私の経験では、サッカーゲームで有名選手を使った広告とそうでない広告のパフォーマンス差を比較したことがありますが、選手とのアンバサダー契約の費用回収は難しかったです。この事例はタレントをアイコン化するような戦略も時間をかけて検討する必要があることを意味しています。もし有名タレントをアイコン化する場合は、契約更新の負担が問題になることもありますので、慎重に検討することをお勧めします。

ブランド管理部署は短期的付加価値を重視する

ブランドマネジメントを実施する際の最後のポイントもやはりVIに関することです。しばしばブランドマネジメントの重要性が話題になると、外部とのコミュニケーションを管理するためにブランド管理部署が設置され、社内のワークフローにブランドガイドラインチェックのプロセスが追加されることがあります。この変化は、現場の担当者にとっては面倒くさい手続きが増えて面倒だと捉えられることも少なくありません。なぜなら、多くの場合ブランドチェック担当者というのはガイドラインから外れた部分を指摘して修正を求めるだけで付加価値がないように思えてしまうからです。私は何度も申し上げますが、ブランドマネジメントの成果は長期的なものです。このため、ブランドガイドのチェックも日々の成果を求められる社員からは、付加価値のないものととらえられるのは当然の結果だといえます。

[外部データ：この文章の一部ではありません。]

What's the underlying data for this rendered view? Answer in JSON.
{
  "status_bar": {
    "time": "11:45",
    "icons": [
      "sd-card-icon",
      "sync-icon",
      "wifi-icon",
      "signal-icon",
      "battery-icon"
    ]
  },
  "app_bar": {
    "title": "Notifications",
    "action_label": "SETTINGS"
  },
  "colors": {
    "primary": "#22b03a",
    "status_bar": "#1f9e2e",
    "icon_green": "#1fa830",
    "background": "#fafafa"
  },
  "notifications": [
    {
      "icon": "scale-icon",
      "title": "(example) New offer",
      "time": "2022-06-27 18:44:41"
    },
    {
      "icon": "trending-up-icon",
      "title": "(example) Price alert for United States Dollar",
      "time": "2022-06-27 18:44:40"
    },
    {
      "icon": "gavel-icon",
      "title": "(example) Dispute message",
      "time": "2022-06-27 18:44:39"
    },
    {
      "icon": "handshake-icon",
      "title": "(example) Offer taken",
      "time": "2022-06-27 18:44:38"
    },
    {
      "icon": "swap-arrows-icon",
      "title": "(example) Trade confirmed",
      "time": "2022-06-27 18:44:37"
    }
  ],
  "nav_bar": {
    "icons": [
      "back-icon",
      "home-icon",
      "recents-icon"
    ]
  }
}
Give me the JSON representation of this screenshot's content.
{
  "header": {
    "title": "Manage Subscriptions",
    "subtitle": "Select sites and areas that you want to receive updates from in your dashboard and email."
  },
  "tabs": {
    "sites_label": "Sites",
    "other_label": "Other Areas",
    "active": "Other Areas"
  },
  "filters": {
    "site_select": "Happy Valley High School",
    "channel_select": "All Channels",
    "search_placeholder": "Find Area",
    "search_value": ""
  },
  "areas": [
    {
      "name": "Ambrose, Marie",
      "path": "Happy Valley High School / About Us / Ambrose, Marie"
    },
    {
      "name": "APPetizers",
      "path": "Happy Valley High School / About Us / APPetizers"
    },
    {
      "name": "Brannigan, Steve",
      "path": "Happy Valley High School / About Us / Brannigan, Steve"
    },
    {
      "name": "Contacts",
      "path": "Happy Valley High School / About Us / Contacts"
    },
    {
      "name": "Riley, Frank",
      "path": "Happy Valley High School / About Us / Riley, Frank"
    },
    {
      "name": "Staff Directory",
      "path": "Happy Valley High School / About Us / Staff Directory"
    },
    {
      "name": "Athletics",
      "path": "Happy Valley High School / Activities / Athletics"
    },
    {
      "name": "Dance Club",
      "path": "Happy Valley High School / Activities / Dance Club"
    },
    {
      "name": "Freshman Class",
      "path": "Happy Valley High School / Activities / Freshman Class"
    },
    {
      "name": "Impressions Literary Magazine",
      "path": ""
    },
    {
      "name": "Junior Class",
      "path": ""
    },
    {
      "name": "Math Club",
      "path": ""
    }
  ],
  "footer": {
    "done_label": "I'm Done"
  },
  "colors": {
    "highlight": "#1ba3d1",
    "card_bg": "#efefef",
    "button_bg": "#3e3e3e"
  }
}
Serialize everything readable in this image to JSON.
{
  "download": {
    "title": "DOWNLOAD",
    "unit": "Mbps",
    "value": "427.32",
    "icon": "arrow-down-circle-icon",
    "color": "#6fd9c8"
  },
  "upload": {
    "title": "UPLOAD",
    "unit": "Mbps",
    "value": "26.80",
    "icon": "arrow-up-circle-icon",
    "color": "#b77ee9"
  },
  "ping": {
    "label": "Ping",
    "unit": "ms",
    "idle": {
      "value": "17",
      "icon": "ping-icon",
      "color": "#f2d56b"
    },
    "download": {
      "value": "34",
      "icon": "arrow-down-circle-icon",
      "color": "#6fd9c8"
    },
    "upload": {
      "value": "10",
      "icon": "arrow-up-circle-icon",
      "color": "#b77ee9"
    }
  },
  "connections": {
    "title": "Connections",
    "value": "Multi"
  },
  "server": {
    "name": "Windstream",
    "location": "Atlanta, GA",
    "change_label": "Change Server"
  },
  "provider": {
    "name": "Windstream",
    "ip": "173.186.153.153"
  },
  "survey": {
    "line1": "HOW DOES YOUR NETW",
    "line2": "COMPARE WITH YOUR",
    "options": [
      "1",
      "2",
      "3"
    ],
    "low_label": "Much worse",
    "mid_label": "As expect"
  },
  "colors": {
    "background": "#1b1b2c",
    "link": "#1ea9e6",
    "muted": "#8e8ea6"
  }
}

楽天でブランドの管理責任者をしていた時、私が考えたのは、VIを管理するチームには、スキルの高い人材を集めて、VIを守りながらもマーケティングの効果やクオリティを高めるということです。このアプローチにより、VIの確認作業が単なる手間ではなく、成果を改善できる有益なプロセスとなることが出来ると考えました。

VIを決定することは簡単ですが、VIガイドを作成するだけでは十分ではないと考えます。なぜなら、VIガイドを作成しただけの人たちは、そのVIの実施によるパフォーマンスに責任を負わないからです。VIの目的は単に守ることではなく、事業を成長させるための手段であるべきです。ブランドマネジメントの管理者は、この視点を忘れてはなりません。

ブランドマネジメントは直ちに成果が出るものであるからこそ、関係者は短期的な成果に対して率先して努力する必要があります。長期的に継続した活動を行うためには、短期的な成果は不可欠なのです。

ブランドマネジメントは一貫性が重要であると最初に述べましたが、その一貫性を保つことには多くの障害が存在します。特に長期的なブランドマネジメント施策と短期的な事業パフォーマンスとの間でトレードオフをどう調整するかは、最大の課題であると考えています。多くの企業がその正解を見つけられずに、ブランドマネジメントが形骸化してしまう例が少なくありません。ここでの議論は私の経験に基づく話であり、他にもさまざまな障害があるかもしれませんが、重要なのは正しく継続することです。ブランドマネジメントチームが単なる作業とならず、付加価値を提供する方法を考えることが重要です。